Taarak is a 2003 Indian Telugu-language romantic drama film directed by Balasekaran and starring Taraka Ratna, Sharmili and Krishna.

== Cast ==

- Nandamuri Taraka Ratna as Taraka "Taarak" Ram
- Sharmili as Varsha
- Krishna as Jagadish Prasad
- Jaya Prakash Reddy as JP
- Banerjee as College lecturer
- Giri Babu
- Tanikella Bharani
- L. B. Sriram
- Dharmavarapu Subramanyam
- Sudhakar
- Chitram Srinu
- Ali
- Srinivasa Reddy
- Suman Setty
- Kaushal
- Murali Mohan (guest appearance)
- Siva Krishna (guest appearance)
- Seetu Singh (special song)

== Production ==
Sharmili made her Telugu debut with this film.

== Soundtrack ==
The music composed by Mani Sharma was well received.

Track listing
| No. | Title | Lyrics | Singer(s) | Length |
|---|---|---|---|---|
| 1. | "Vennela Kala" | Veturi | Charan, Nitya Santhoshini | 5:17 |
| 2. | "Alakalu Ela" | Sai Harsha | K. J. Yesudas | 5:08 |
| 3. | "Mellanga Raavo" | Shakti | Udit Narayan, Suneetha | 4:46 |
| 4. | "Esko Esko" | Vijay Kumar | Karthik, Radhika | 5:07 |
| 5. | "Sarasamika Sunday" | Chandrabose | Tippu, Sujatha Mohan | 4:12 |
| 6. | "Vanakalamani" | Chandrabose | Mano | 4:30 |
| Total length: |  |  |  | 29:00 |

== Release and reception ==
The film was scheduled to release on 11 April 2003 but was advanced to 3 April 2003.

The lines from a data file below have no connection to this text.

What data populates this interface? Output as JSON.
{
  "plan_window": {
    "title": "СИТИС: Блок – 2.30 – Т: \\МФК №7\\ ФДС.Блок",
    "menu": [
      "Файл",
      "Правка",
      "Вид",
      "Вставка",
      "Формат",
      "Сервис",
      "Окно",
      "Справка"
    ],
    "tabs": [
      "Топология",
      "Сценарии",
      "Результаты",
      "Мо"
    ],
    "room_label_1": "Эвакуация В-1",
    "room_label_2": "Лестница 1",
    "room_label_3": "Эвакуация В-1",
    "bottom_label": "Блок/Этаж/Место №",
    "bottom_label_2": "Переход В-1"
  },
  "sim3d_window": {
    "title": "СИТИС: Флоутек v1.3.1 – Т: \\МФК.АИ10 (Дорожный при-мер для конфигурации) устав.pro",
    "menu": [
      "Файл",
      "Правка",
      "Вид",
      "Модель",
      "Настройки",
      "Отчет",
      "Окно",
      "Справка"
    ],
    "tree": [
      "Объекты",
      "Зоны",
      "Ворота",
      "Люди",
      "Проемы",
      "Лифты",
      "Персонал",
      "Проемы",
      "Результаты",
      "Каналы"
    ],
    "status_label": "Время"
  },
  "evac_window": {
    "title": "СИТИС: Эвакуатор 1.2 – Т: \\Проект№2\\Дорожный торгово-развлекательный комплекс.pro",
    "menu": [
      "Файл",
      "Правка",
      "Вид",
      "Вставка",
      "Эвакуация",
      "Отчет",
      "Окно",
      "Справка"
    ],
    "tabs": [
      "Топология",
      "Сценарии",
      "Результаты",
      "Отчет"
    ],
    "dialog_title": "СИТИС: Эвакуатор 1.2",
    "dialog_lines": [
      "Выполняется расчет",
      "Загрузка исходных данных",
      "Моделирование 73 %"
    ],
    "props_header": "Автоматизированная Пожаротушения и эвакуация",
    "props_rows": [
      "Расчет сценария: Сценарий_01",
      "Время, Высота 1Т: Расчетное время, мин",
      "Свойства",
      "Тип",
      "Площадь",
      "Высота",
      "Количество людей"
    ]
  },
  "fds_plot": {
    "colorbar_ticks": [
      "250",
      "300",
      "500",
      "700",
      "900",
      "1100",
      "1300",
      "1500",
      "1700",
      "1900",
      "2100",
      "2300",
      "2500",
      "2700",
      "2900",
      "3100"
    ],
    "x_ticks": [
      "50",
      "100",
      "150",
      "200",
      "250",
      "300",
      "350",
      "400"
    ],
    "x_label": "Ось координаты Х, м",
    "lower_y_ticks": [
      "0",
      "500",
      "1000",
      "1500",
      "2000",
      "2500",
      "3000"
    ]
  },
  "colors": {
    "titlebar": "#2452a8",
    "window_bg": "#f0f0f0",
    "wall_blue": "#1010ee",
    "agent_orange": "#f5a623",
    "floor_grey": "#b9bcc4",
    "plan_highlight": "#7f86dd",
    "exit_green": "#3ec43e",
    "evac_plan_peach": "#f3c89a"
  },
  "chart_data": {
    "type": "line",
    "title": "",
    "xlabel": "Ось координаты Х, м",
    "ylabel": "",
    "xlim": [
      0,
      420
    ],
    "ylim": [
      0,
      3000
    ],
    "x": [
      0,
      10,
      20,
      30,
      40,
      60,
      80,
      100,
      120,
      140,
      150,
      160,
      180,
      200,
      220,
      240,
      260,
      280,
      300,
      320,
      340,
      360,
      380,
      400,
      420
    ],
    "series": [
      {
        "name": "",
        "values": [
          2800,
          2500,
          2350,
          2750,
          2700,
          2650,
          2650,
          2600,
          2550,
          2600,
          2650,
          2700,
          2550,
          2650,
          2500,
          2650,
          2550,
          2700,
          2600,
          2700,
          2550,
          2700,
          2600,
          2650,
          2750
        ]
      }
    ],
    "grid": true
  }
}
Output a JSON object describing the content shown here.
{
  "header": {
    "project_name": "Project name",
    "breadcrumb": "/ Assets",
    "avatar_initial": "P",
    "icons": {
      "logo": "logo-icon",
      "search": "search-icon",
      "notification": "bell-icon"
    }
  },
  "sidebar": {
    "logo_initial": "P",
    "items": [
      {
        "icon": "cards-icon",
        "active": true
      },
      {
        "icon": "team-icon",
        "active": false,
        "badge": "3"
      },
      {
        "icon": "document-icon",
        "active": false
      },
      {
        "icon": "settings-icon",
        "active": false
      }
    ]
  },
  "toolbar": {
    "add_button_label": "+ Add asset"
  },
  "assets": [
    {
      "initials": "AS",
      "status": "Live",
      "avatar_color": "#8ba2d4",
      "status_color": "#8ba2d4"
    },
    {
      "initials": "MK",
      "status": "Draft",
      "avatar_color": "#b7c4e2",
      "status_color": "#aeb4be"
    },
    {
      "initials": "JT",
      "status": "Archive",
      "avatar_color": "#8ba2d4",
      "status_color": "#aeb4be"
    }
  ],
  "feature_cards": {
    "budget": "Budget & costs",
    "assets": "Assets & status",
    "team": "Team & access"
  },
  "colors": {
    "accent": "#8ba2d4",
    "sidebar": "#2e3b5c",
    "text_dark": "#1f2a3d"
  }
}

Gudipoori Srihari of The Hindu opined that "The film has a vague story line and appears to have been influenced by a Hollywood movie. The characters are not well supported by dialogue. Tarak Ratna is a shade better and confident than what he looked in his earlier two films". Jeevi of Idlebrain.com gave the film a rating of three out of five and said that "The director tried to create an impact of that using the flashback. But the narrative meanders from the basic objective towards the love track between hero and heroine". Mithun Verma of Full Hyderabad wrote that "The movie's intentions were sacred, aiming at the increasingly suicidal youth. But the execution will definitely not decrease any, to say the least".